Are you sure it is a transformer and not a meter base? You can have a meter base with no meter mounted in it.


----------



## amcdv (Sep 21, 2012)

Kenny78 said:


> Like said, get the model number or snap a picture of the data plate on the transformer. Most if not all job/temp trailers I have hooked up were 120/240 1ph. Same as houses. It's likely that the service feeding the building was 480 or 240 with no neutral, hence the reason for the xformer.


i spoke with 1 of the school maintainence guys yesterday...he was explaining that the school district can buy electricity cheaper if they provide transformers on the temp buildings...i guess what kenny78 posted makes sense...the buildings have 16- 110v outlets and 8-220v outlets and flourscent lighting...he suggest just by-pass the transformer and hook up directly to the fuse box...and i should be good to go... amcdv


----------



## Kenny78 (Jul 12, 2011)

Just as FYI xformers are very expensive to buy new. Though it might be an odd duck, throw it on craigslist to recoup some money. Btw the weight of them is the steel core and the majority of windings are aluminum, so scrap price is very low. Good luck


----------



## Jimmy24 (Apr 20, 2011)

If you know what the imput voltage is/was and what the output voltage is/was, you can calculate the stepdown ratio. You could use it for other projects. Is it a dry cell transformer? 
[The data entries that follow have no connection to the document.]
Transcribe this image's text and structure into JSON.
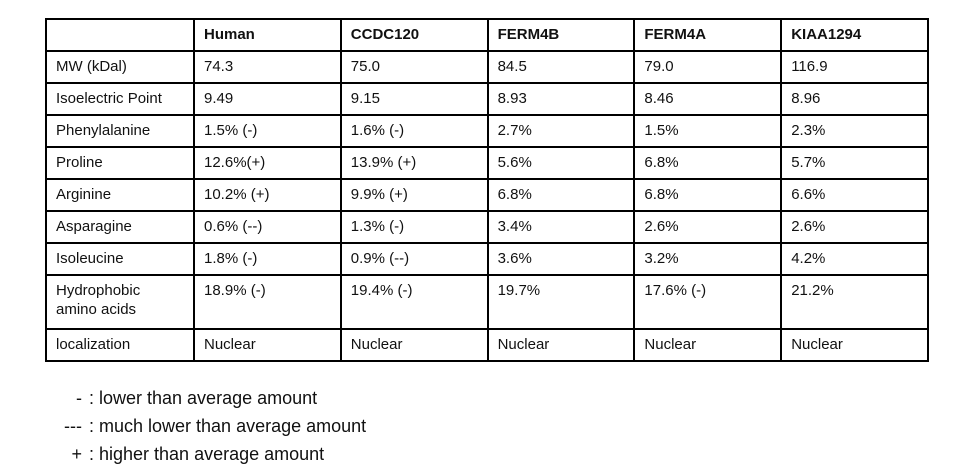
{
  "chart_data": {
    "type": "table",
    "columns": [
      "",
      "Human",
      "CCDC120",
      "FERM4B",
      "FERM4A",
      "KIAA1294"
    ],
    "rows": [
      {
        "label": "MW (kDal)",
        "values": [
          "74.3",
          "75.0",
          "84.5",
          "79.0",
          "116.9"
        ]
      },
      {
        "label": "Isoelectric Point",
        "values": [
          "9.49",
          "9.15",
          "8.93",
          "8.46",
          "8.96"
        ]
      },
      {
        "label": "Phenylalanine",
        "values": [
          "1.5% (-)",
          "1.6% (-)",
          "2.7%",
          "1.5%",
          "2.3%"
        ]
      },
      {
        "label": "Proline",
        "values": [
          "12.6%(+)",
          "13.9% (+)",
          "5.6%",
          "6.8%",
          "5.7%"
        ]
      },
      {
        "label": "Arginine",
        "values": [
          "10.2% (+)",
          "9.9% (+)",
          "6.8%",
          "6.8%",
          "6.6%"
        ]
      },
      {
        "label": "Asparagine",
        "values": [
          "0.6% (--)",
          "1.3% (-)",
          "3.4%",
          "2.6%",
          "2.6%"
        ]
      },
      {
        "label": "Isoleucine",
        "values": [
          "1.8% (-)",
          "0.9% (--)",
          "3.6%",
          "3.2%",
          "4.2%"
        ]
      },
      {
        "label": "Hydrophobic amino acids",
        "values": [
          "18.9% (-)",
          "19.4% (-)",
          "19.7%",
          "17.6% (-)",
          "21.2%"
        ]
      },
      {
        "label": "localization",
        "values": [
          "Nuclear",
          "Nuclear",
          "Nuclear",
          "Nuclear",
          "Nuclear"
        ]
      }
    ],
    "text_color": "#111111",
    "border_color": "#000000"
  },
  "legend": [
    {
      "symbol": "-",
      "text": ": lower than average amount"
    },
    {
      "symbol": "---",
      "text": ": much lower than average amount"
    },
    {
      "symbol": "+",
      "text": ": higher than average amount"
    }
  ]
}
Don't know the exact number, but I hung over a thousand pots in a 30 year career with the power company here. Been on ice storms and hurricanes in a lot of places and never saw what you are talking about. What is the KVA rating on it?

Very interesting.

Jimmy


----------



## Jimmy24 (Apr 20, 2011)

Oh, what are you calling "pole power"? I assume primary voltage correct?

Jimmy


----------



## LincTex (Apr 1, 2011)

Jimmy24 said:


> Oh, what are you calling "pole power"? I assume primary voltage correct?


God, I sure hope not! I think primary around here is in the 1000's.
I can see 240...even 460 MAX (but unlikely?) at the wall of the building.


----------



## Tex (Oct 31, 2008)

I think Kenny78 nailed it. Most residential power comes in as 220, which can be split into 110/110 single phase. Commercial sites (including large school buildings) are wired with 3 phase 480 or 460 depending where you are. The building you bought is most likely single phase 220 or 240, which can be split up to feed 110/120V wall outlets. Because the school had 480 3 phase, they needed a transformer to tap into 2 legs of the 480 and step it down to a usable 240 or 220. I suspect you will bypass the transformer and recycle (reuse) or trash it. If you bypass it, make sure to completely disconnect the XFMR, otherwise it will put out 480 on it's input side and be a safety issue.


----------



## Jimmy24 (Apr 20, 2011)

Hmmmm never saw or had a school with 480. All schools I've had dealings with, are 120/240 delta or as most are now a days 120/208. I still don't see the reason for a transformer. You want single phase 120/240, you just have the utility company use the two lighting legs and the neutral and you’re in business. Done it many times. No need for a transformer. Now if the building was being served from a bank of transformers that fed a large well, it might have a corner ground 480. I that case a transformer would be needed. 

I do realize that this may be some old oddball type of setup. But I would say it would be the exception rather than the rule.

And LincTex, that's why I was asking. There are three types of voltage out there on the wires. Transmission, primary and secondary. Poles have all three types of voltage.

And yes you’re correct about in the thousands. The most common primary voltages, phase to phase are 4 KV, 12 KV, 14 KV and 23 KV. 

Jimmy


----------



## LincTex (Apr 1, 2011)

Tex said:


> Commercial sites (including large school buildings) are wired with 3 phase ... I suspect you will bypass the transformer and recycle (reuse) or trash it. If you bypass it, make sure to completely disconnect the XFMR, otherwise it will put out 480 on it's input side and be a safety issue.


This sounds like the most plausible scenario.


----------



## Kenny78 (Jul 12, 2011)

I am a commercial electrician, every school I have been to that's been built since the 50's has 480 v 3 phase as the primary source coming from the power company. It will get broken down as needed in the school or utilize 480 for anything of size,ac electric heat lighting boilers etc.

Btw I hate corner ground. People don't understand it, some vfds don't wanna run and I have argued with inspectors about grounding. Better than 240 high leg ex: my new water fountain quit; that's because you we're running a 120. Appliance on ~208. The empty breaker spaces on high leg is like a flame to moths


----------